Puis, dès lors que le phénomène va se révéler à ses captifs (et à nous par la même occasion), "Old" va carrément adopter le rythme effréné de cette "fuite temporelle" en faisant proliférer une multitude de trouvailles en corrélation du caractère extraordinaire de cette survie chaotique, l'immersion au contact direct du crescendo inarrêtable de ses conséquences dévastatrices nous laissera tout aussi sonnés que ses victimes.
Non seulement certains détails capitaux préalablement exposés autour de la personnalité de ces héros de fortune vont être amenés à prendre une ampleur sidérante, rajoutant constamment des couches de bizarre à une situation qui ne tourne déjà plus rond depuis un moment (Shyamalan prend un malin plaisir à jouer sur la question des apparences usées par le temps... et, qui plus est, ici, drastiquement afin d'en révéler des parts monstrueuses insoupçonnées) mais la mise en scène, encore une fois virtuose de la part du cinéaste, va elle aussi chercher à traduire visuellement cette notion irréelle de temps en roue-libre en faisant par exemple appel à des travellings circulaires où l'espace de quelques secondes (qui n'est désormais plus lu comme tel) séparant l'apparition de deux personnages peut être à tout moment annonciateur d'une nouvelle catastrophe à l'image.
Tirant une intensité dingue de cette harmonie aussi anxiogène qu'impressionnante entre le fond et la forme, "Old" saura sans mal nous aspirer dans l'emballement permanent de la folie subie par ces personnages, quitte à nous faire avoir quelques cheveux blancs à leurs côtés. Pour les interpréter, la qualité du casting (à commencer par les enfants et leurs "suites") sera également un atout phare pour conserver la crédibilité de ce séjour estival en pleine "Quatrième Dimension" temporelle où Shyamalan passera lui-même une tête dans un rôle en forme de clin d'oeil bien pensé.

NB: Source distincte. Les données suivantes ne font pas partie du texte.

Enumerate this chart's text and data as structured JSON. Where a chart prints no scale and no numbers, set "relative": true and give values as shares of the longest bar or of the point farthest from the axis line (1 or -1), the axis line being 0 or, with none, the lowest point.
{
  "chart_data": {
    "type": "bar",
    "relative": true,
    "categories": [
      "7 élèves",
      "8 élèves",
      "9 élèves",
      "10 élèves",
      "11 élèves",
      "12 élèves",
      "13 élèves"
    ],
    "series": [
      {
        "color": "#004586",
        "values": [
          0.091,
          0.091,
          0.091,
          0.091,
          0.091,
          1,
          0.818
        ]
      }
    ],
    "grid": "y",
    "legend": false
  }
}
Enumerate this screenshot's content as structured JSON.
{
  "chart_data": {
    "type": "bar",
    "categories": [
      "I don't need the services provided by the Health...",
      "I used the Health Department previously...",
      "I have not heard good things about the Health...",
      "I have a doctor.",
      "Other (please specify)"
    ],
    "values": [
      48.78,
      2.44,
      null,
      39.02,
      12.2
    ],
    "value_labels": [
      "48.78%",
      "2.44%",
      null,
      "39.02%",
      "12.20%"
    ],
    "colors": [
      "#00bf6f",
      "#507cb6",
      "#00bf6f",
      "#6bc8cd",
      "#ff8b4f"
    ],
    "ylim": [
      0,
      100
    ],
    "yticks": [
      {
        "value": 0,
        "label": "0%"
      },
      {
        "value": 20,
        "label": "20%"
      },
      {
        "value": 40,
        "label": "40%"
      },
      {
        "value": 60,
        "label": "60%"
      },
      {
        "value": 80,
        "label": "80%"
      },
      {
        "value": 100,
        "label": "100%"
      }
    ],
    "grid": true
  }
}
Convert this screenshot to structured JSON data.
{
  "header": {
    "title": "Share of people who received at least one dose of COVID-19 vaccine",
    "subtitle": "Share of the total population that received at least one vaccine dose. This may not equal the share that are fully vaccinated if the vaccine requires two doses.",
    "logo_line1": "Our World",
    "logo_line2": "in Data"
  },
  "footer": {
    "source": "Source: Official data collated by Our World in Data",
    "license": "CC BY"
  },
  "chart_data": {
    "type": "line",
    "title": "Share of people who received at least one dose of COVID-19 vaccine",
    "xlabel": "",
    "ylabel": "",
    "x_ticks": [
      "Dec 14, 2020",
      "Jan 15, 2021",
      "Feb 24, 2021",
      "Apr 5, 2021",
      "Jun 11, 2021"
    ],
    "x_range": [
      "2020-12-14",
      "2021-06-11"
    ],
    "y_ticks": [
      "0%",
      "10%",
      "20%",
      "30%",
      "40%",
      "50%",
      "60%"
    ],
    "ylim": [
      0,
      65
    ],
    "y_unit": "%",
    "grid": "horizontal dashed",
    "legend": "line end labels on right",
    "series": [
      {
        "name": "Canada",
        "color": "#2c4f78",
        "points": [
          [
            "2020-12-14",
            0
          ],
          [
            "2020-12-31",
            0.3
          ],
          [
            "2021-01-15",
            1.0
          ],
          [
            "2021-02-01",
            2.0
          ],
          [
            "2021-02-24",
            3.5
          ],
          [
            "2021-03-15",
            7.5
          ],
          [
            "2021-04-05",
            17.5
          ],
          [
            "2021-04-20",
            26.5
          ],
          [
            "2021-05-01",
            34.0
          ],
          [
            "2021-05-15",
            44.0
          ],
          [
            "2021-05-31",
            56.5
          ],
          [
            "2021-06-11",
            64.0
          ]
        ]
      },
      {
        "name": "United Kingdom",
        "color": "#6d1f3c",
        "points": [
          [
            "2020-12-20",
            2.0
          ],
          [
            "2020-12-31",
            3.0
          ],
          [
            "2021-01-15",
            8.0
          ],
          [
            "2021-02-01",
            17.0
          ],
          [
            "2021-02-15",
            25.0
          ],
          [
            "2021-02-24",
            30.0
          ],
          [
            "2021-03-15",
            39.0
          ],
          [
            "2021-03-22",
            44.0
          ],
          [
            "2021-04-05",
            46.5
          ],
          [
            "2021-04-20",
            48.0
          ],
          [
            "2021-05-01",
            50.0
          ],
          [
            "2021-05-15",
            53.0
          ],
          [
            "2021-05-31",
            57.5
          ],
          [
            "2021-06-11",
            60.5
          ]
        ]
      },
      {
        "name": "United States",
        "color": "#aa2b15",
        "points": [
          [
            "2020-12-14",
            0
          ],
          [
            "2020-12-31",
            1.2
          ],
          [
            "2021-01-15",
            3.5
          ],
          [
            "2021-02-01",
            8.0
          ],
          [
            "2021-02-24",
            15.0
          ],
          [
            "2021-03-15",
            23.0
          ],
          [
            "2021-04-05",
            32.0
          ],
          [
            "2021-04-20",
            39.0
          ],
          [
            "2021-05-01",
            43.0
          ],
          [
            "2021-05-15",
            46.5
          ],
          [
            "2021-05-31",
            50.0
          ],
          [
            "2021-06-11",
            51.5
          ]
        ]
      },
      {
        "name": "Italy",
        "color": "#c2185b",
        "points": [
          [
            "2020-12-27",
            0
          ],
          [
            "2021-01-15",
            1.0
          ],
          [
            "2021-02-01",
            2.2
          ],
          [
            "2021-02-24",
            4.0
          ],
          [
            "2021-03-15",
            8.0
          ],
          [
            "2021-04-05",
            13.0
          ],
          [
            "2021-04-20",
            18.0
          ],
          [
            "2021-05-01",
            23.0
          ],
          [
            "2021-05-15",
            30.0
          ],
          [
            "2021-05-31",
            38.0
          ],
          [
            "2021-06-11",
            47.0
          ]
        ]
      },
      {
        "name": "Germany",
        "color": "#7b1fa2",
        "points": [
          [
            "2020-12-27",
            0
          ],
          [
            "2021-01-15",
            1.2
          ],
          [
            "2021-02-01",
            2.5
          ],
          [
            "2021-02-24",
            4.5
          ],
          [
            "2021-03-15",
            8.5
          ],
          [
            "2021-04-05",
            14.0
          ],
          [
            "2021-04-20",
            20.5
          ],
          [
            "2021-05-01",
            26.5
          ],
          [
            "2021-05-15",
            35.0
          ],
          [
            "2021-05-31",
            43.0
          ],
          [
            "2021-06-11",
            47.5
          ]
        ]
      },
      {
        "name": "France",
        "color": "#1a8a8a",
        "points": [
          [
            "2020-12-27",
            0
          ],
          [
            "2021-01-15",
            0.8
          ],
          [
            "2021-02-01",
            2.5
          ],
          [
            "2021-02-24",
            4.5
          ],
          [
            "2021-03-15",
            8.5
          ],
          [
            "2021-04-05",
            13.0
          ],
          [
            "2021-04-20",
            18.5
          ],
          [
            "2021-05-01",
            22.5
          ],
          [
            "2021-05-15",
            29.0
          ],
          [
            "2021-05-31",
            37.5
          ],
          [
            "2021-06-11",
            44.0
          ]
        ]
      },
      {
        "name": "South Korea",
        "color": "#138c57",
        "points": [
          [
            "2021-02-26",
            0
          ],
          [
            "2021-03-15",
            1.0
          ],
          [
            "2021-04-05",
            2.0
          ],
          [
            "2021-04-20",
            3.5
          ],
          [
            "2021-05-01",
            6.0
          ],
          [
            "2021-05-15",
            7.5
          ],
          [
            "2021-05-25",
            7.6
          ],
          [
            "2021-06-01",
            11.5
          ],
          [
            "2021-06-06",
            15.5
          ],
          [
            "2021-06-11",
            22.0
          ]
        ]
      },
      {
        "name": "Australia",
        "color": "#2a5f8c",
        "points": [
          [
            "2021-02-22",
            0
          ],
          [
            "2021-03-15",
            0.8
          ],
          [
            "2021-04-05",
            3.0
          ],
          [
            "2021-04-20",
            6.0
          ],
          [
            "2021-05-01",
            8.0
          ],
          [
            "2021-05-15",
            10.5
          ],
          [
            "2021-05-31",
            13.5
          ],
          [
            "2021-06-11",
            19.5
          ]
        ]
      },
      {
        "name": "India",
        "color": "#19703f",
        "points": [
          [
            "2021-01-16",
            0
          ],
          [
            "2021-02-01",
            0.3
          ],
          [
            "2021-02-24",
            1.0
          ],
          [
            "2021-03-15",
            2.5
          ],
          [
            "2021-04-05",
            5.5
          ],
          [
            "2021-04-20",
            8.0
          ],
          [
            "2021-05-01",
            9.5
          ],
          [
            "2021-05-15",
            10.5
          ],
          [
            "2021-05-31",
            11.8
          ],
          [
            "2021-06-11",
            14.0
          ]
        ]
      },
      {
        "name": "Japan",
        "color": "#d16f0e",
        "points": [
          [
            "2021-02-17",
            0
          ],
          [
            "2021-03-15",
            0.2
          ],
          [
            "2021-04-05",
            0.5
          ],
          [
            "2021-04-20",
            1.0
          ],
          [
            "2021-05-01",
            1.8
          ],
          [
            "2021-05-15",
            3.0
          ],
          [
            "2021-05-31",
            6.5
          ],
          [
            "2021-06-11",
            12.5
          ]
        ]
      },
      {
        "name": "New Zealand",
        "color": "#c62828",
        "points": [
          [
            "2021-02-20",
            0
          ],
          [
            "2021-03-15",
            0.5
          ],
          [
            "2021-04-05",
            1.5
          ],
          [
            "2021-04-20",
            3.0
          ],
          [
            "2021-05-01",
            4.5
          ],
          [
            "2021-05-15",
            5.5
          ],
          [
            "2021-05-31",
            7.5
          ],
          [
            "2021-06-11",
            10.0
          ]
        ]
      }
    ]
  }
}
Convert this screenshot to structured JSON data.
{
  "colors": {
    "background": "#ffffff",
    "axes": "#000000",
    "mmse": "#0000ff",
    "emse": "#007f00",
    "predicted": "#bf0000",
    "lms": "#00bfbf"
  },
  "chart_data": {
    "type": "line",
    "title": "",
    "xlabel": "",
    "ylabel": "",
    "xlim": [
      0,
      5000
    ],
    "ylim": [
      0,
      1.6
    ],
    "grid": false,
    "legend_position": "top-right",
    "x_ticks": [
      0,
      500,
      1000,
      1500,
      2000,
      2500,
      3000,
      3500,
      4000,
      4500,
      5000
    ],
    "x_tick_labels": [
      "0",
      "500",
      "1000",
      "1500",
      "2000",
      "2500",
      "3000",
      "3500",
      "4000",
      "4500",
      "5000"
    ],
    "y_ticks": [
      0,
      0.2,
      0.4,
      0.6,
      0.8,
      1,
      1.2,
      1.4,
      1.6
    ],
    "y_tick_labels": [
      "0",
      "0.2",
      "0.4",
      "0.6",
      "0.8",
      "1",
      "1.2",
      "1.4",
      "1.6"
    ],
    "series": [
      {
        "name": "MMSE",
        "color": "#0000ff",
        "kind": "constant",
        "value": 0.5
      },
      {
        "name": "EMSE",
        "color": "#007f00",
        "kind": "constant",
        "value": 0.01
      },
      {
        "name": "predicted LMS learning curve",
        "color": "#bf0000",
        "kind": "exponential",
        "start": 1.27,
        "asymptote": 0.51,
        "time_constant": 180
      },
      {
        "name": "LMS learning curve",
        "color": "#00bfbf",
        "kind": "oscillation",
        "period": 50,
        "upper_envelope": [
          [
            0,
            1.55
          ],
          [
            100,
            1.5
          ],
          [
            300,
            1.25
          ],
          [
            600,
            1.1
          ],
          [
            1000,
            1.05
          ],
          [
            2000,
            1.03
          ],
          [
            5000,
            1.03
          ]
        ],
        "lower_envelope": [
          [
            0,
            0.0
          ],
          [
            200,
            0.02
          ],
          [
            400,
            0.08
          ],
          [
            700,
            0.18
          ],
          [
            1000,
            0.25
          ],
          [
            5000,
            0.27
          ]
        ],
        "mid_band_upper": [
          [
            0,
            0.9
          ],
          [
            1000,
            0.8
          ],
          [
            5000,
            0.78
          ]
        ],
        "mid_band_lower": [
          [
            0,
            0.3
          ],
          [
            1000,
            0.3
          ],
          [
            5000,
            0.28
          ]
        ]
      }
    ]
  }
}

Au rang des petits défauts qui empêcheraient sûrement ce "Old" de rejoindre les sommets de la filmographie de Shyamalan, on pourrait relever quelques passages plus faibles en termes d'écriture, notamment lorsque les dialogues s'attardent sur l'intimité et la complexité voulue des rapports de son couple principal (Gael Garcia Bernal et Vicky Krieps), ils peinent à faire émerger une réelle d'émotion en cours de route alors que, pourtant, tout est disposé à faire naître ce petit supplément d'âme capable de définitivement nous terrasser dans la dernière partie (les instants autour du feu de camp nous laissent sur une séquence magnifique en ce sens). Plus en forme de révélation explicative que de retournement de situation grandiloquent, la fin du film pourrait aussi décevoir les aficionados des énormes twists inventés par le cinéaste dans le passé. Mais, outre le fait que cette conclusion reste très satisfaisante, même sacrément ironique dans sa manière de coller aux problèmes de notre époque (et ce n'est pas un hasard), ce serait vraiment bouder notre plaisir face à un film qui tient les promesses les plus alléchantes que laissaient augurer sa bande-annonce et, mieux, sait les accompagner d'une spirale de surprises hautement addictive qui ne faiblit pour ainsi dire jamais.
Ce n'est peut-être pas le plus grand mais "Old" est un excellent cru 2021 de la part de ce décidément très bon conteur que reste M. Night Shyamalan !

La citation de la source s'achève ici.